Gerçekleştirilen saldırıların önceden planladığına dikkat çeken Nevroz, bu saldırılarda yer alanların yargılanmayacaklarına dair güvence aldığını kaydetti. Suç işleyen asker ve polislerin yargılanmasının Başbakan iznine tabi tutulmasının, durumu net bir şekilde ifade ettiğini vurgulayan Nevroz, şunları dile getirdi: "Suç işleyen asker ve polisler Başbakanın koruma zırhı altına alınmış durumda. Eskiden olay yerine gelmeyen savcılar, şimdi uluslararası mahkemelerde etkin soruşturma yürütüldüğünü göstermek için göstermelik olarak polisleri olay yeri incelemeye gönderiyor. Biz de bu süreçte etkin bir soruşturma için olay yeri incelemelere bağımsız heyetlerin katılması gerektiğini ifade ettik. Ancak suç ile itham edilen polisler gelip olay yerinde inceleme yaptı. Yine savcılar da kente yaşananları 'terörle mücadele' kapsamında değerlendiriyor. Bu çerçeve ile bakıldığı için yurttaşların maddi ve manevi zararları görmezden geliniyor"

'Herkes terörist olarak görülüyor'

İlçe halkına yaşatılanların 'terörle mücadele' çerçevesinde değerlendirilmesinin doğru olmadığını söyleyen Nevroz, "Kullanılan ağır silahlara baktığımızda dahi kentte yaşayan herkesin terörist olarak görüldüğü ortaya çıkmaktadır. Kentin büyük bölümünün kullanılamaz hale getirilmesi, zorunlu göç, yüzlerce sivilin yaralanması ve katledilmesi devlet güçlerinin ifade ettiği ölçüde bir operasyon olmadığını gösteriyor" dedi.

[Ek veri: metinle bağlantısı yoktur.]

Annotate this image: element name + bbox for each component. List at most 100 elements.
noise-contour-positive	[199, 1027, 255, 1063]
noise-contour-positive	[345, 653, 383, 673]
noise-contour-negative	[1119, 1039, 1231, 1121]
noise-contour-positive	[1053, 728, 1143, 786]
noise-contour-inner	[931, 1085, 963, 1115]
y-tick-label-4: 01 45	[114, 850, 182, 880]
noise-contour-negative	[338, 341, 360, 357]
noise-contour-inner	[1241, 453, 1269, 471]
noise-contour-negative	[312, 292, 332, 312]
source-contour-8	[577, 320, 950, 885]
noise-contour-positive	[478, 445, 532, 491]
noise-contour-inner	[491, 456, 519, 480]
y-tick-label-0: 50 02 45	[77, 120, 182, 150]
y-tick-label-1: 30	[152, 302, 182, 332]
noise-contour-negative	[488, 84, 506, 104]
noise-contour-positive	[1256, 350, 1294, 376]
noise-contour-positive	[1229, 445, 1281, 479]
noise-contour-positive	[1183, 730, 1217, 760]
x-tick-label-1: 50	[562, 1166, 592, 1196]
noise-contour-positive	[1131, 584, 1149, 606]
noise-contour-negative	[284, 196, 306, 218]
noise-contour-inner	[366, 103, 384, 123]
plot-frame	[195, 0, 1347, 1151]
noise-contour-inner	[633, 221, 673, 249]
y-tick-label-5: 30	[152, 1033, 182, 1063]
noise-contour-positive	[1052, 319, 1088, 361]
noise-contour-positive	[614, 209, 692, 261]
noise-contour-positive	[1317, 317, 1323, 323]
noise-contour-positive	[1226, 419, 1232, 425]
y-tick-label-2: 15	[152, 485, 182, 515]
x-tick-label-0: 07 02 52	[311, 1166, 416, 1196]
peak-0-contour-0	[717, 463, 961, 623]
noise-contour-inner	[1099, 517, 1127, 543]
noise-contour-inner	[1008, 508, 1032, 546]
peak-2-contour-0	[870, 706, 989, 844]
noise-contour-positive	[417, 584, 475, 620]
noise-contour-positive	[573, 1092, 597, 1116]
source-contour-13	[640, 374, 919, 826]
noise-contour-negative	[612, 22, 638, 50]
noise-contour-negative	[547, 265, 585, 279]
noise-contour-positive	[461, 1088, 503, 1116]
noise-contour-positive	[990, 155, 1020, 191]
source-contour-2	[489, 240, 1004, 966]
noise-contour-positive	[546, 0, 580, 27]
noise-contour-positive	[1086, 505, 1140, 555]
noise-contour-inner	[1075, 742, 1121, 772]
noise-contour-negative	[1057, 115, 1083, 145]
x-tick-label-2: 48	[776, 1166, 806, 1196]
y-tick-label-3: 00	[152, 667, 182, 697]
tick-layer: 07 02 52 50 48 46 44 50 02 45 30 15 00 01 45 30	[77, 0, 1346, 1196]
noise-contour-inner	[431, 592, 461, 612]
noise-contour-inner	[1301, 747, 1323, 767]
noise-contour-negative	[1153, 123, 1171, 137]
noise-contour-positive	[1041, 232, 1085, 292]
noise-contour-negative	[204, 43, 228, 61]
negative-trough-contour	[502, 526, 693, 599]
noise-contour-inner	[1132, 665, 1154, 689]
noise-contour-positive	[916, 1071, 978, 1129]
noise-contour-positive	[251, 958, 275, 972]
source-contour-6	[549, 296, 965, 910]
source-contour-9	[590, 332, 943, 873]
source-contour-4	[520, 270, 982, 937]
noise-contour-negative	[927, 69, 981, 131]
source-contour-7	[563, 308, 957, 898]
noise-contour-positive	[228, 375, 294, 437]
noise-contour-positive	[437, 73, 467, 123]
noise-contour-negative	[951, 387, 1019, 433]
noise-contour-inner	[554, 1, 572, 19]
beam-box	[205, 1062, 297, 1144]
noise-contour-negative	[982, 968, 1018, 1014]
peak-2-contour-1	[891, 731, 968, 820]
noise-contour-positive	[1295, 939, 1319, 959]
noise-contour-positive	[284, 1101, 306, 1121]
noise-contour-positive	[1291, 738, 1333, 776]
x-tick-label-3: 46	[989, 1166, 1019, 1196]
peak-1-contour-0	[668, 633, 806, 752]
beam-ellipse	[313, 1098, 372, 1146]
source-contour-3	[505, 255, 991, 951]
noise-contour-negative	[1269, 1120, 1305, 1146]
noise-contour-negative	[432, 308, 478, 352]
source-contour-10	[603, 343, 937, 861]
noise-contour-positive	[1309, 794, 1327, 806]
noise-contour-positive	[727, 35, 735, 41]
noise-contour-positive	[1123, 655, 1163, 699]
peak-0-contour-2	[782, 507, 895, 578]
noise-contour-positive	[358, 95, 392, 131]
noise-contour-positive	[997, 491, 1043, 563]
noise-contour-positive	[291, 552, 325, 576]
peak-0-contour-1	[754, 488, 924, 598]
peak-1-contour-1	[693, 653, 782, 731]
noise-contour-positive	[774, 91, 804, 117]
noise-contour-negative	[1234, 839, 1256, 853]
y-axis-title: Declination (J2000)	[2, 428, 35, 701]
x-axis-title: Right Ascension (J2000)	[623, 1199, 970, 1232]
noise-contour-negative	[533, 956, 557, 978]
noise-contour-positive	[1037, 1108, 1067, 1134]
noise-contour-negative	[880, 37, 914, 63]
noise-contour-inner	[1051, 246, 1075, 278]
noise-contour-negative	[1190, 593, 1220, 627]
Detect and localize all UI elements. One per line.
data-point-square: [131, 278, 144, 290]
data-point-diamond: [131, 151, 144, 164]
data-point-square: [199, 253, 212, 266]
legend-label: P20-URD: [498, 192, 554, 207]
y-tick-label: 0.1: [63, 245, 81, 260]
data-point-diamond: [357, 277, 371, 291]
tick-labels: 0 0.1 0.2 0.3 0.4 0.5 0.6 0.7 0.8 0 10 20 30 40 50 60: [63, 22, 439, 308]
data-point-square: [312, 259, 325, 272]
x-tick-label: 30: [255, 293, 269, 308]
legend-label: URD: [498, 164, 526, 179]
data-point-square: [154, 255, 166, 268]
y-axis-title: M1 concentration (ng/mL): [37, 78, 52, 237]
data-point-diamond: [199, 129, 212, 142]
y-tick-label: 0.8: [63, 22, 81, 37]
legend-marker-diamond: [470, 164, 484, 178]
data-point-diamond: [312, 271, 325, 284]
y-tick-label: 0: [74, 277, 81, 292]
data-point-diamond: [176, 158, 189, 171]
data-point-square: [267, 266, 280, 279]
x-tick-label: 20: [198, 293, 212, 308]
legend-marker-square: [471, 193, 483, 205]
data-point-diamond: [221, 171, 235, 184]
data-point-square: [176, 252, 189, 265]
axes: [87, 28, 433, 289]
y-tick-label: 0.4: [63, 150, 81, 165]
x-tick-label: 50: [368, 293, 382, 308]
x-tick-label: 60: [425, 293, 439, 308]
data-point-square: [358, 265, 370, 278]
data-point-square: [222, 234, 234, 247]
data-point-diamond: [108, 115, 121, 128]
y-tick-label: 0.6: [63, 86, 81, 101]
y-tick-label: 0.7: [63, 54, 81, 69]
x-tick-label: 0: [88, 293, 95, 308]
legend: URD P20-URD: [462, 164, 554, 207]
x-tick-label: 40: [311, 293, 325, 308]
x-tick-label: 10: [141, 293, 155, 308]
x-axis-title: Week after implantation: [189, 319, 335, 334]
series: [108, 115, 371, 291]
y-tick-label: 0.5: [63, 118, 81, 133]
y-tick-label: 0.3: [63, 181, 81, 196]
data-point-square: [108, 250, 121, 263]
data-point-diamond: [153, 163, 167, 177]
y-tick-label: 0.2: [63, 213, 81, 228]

'Başvuru Merkezi oluşturuldu'

Nevroz, bu tablonun ortaya çıkmasına yol açan sorumluların yargılanması için Şırnak Barosu öncülüğünde Cizre Adliyesi karşısında bir başvuru merkezi oluşturulduğunu belirterek, ulaşılamayan mağdurları bu merkez ile iletişime geçmeye çağırdı. Uysal, burada görevli arkadaşlarının yapılacak başvurular doğrultusunda mağdurlara gerekli bilgilendirmelerde bulunduğunu dile getirdi.

'Uluslararası yollara da başvurulacak'

Cizre'de işlenen suçların ve bu suçları işleyenlerden hesap sorulması için hukuki olarak bütün yolları deneyeceklerini vurgulayan Nevroz, "İşlenen suçların cezalandırılması için öncelikli olarak bütün iç hukuk yollarını kullanacağız. Adil kararlar verilmediği taktirde ise uluslar arası yollara başvuracağız. Halkımızın yaşadığı her mağduriyet gündemimizde olacak. Bu noktada halkımız da duyarlı olmalı ve bizim ile iletişime geçmelidir" dedi.